Originally Posted by
atomic sagebrush
I really really really really really would not do a gender reveal party unless you had no preference. When I went into my ultrasound with DS 3 I really had no idea how bad I was going to take it. I am NOT an emotional person whatsoever but when they finally allowed me to go in to use the restroom I ended up crying in the bathroom. I did not have one iota of gender preference when I got pregnant. I just totally expected to hear girl and it was like a murder had been committed and someone had taken the baby away that I thought I had and brought me a changeling.
I felt like an idiot in front of my husband who thought it was humorous that I wanted a boy and was getting a girl (not in a mean way, but exactly the type of thing that people would joke about at a party setting and boy howdy am I glad it was just him instead of a room of 50 people).
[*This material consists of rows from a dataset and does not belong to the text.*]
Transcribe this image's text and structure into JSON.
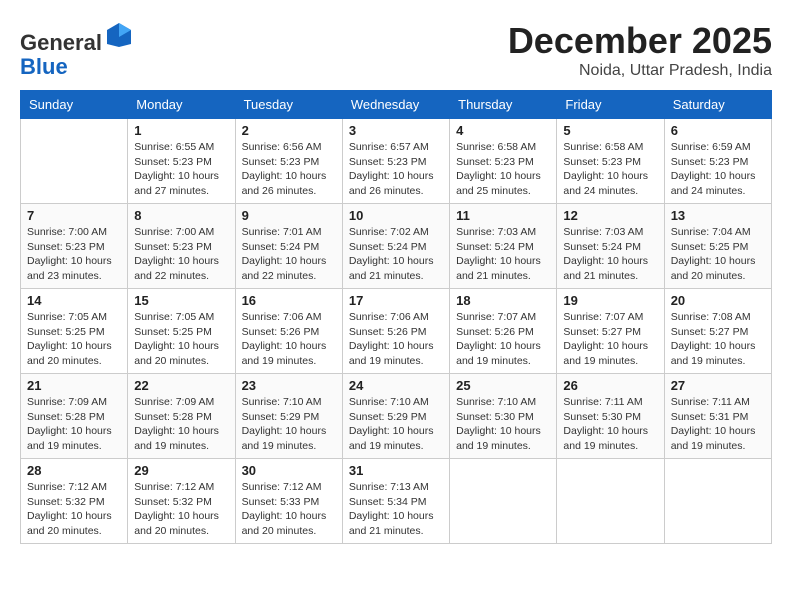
{
  "logo": {
    "general": "General",
    "blue": "Blue"
  },
  "header": {
    "month": "December 2025",
    "location": "Noida, Uttar Pradesh, India"
  },
  "weekdays": [
    "Sunday",
    "Monday",
    "Tuesday",
    "Wednesday",
    "Thursday",
    "Friday",
    "Saturday"
  ],
  "weeks": [
    [
      {
        "day": "",
        "info": ""
      },
      {
        "day": "1",
        "info": "Sunrise: 6:55 AM\nSunset: 5:23 PM\nDaylight: 10 hours\nand 27 minutes."
      },
      {
        "day": "2",
        "info": "Sunrise: 6:56 AM\nSunset: 5:23 PM\nDaylight: 10 hours\nand 26 minutes."
      },
      {
        "day": "3",
        "info": "Sunrise: 6:57 AM\nSunset: 5:23 PM\nDaylight: 10 hours\nand 26 minutes."
      },
      {
        "day": "4",
        "info": "Sunrise: 6:58 AM\nSunset: 5:23 PM\nDaylight: 10 hours\nand 25 minutes."
      },
      {
        "day": "5",
        "info": "Sunrise: 6:58 AM\nSunset: 5:23 PM\nDaylight: 10 hours\nand 24 minutes."
      },
      {
        "day": "6",
        "info": "Sunrise: 6:59 AM\nSunset: 5:23 PM\nDaylight: 10 hours\nand 24 minutes."
      }
    ],
    [
      {
        "day": "7",
        "info": "Sunrise: 7:00 AM\nSunset: 5:23 PM\nDaylight: 10 hours\nand 23 minutes."
      },
      {
        "day": "8",
        "info": "Sunrise: 7:00 AM\nSunset: 5:23 PM\nDaylight: 10 hours\nand 22 minutes."
      },
      {
        "day": "9",
        "info": "Sunrise: 7:01 AM\nSunset: 5:24 PM\nDaylight: 10 hours\nand 22 minutes."
      },
      {
        "day": "10",
        "info": "Sunrise: 7:02 AM\nSunset: 5:24 PM\nDaylight: 10 hours\nand 21 minutes."
      },
      {
        "day": "11",
        "info": "Sunrise: 7:03 AM\nSunset: 5:24 PM\nDaylight: 10 hours\nand 21 minutes."
      },
      {
        "day": "12",
        "info": "Sunrise: 7:03 AM\nSunset: 5:24 PM\nDaylight: 10 hours\nand 21 minutes."
      },
      {
        "day": "13",
        "info": "Sunrise: 7:04 AM\nSunset: 5:25 PM\nDaylight: 10 hours\nand 20 minutes."
      }
    ],
    [
      {
        "day": "14",
        "info": "Sunrise: 7:05 AM\nSunset: 5:25 PM\nDaylight: 10 hours\nand 20 minutes."
      },
      {
        "day": "15",
        "info": "Sunrise: 7:05 AM\nSunset: 5:25 PM\nDaylight: 10 hours\nand 20 minutes."
      },
      {
        "day": "16",
        "info": "Sunrise: 7:06 AM\nSunset: 5:26 PM\nDaylight: 10 hours\nand 19 minutes."
      },
      {
        "day": "17",
        "info": "Sunrise: 7:06 AM\nSunset: 5:26 PM\nDaylight: 10 hours\nand 19 minutes."
      },
      {
        "day": "18",
        "info": "Sunrise: 7:07 AM\nSunset: 5:26 PM\nDaylight: 10 hours\nand 19 minutes."
      },
      {
        "day": "19",
        "info": "Sunrise: 7:07 AM\nSunset: 5:27 PM\nDaylight: 10 hours\nand 19 minutes."
      },
      {
        "day": "20",
        "info": "Sunrise: 7:08 AM\nSunset: 5:27 PM\nDaylight: 10 hours\nand 19 minutes."
      }
    ],
    [
      {
        "day": "21",
        "info": "Sunrise: 7:09 AM\nSunset: 5:28 PM\nDaylight: 10 hours\nand 19 minutes."
      },
      {
        "day": "22",
        "info": "Sunrise: 7:09 AM\nSunset: 5:28 PM\nDaylight: 10 hours\nand 19 minutes."
      },
      {
        "day": "23",
        "info": "Sunrise: 7:10 AM\nSunset: 5:29 PM\nDaylight: 10 hours\nand 19 minutes."
      },
      {
        "day": "24",
        "info": "Sunrise: 7:10 AM\nSunset: 5:29 PM\nDaylight: 10 hours\nand 19 minutes."
      },
      {
        "day": "25",
        "info": "Sunrise: 7:10 AM\nSunset: 5:30 PM\nDaylight: 10 hours\nand 19 minutes."
      },
      {
        "day": "26",
        "info": "Sunrise: 7:11 AM\nSunset: 5:30 PM\nDaylight: 10 hours\nand 19 minutes."
      },
      {
        "day": "27",
        "info": "Sunrise: 7:11 AM\nSunset: 5:31 PM\nDaylight: 10 hours\nand 19 minutes."
      }
    ],
    [
      {
        "day": "28",
        "info": "Sunrise: 7:12 AM\nSunset: 5:32 PM\nDaylight: 10 hours\nand 20 minutes."
      },
      {
        "day": "29",
        "info": "Sunrise: 7:12 AM\nSunset: 5:32 PM\nDaylight: 10 hours\nand 20 minutes."
      },
      {
        "day": "30",
        "info": "Sunrise: 7:12 AM\nSunset: 5:33 PM\nDaylight: 10 hours\nand 20 minutes."
      },
      {
        "day": "31",
        "info": "Sunrise: 7:13 AM\nSunset: 5:34 PM\nDaylight: 10 hours\nand 21 minutes."
      },
      {
        "day": "",
        "info": ""
      },
      {
        "day": "",
        "info": ""
      },
      {
        "day": "",
        "info": ""
      }
    ]
  ]
}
I also cried a little bit right in front of the tech at my ultrasound with my 4th boy (not hard like I did with DS 3, but my voice was cracking and it was obvious) and DH didn't take that quite so well. :/ He didn't come with me to my ultrasound with DD and I ALSO cried at that one LOL. I NEVER cry, let alone in front of a stranger, and I"m pretty sure that if i'd had all that pressure plus the pressure of the party I would have totally had a meltdown.
BTW did I mention I didn't even tell anyone I was pregnant till AFTER I knew gender with my daughter?? Smartest thing I ever did!!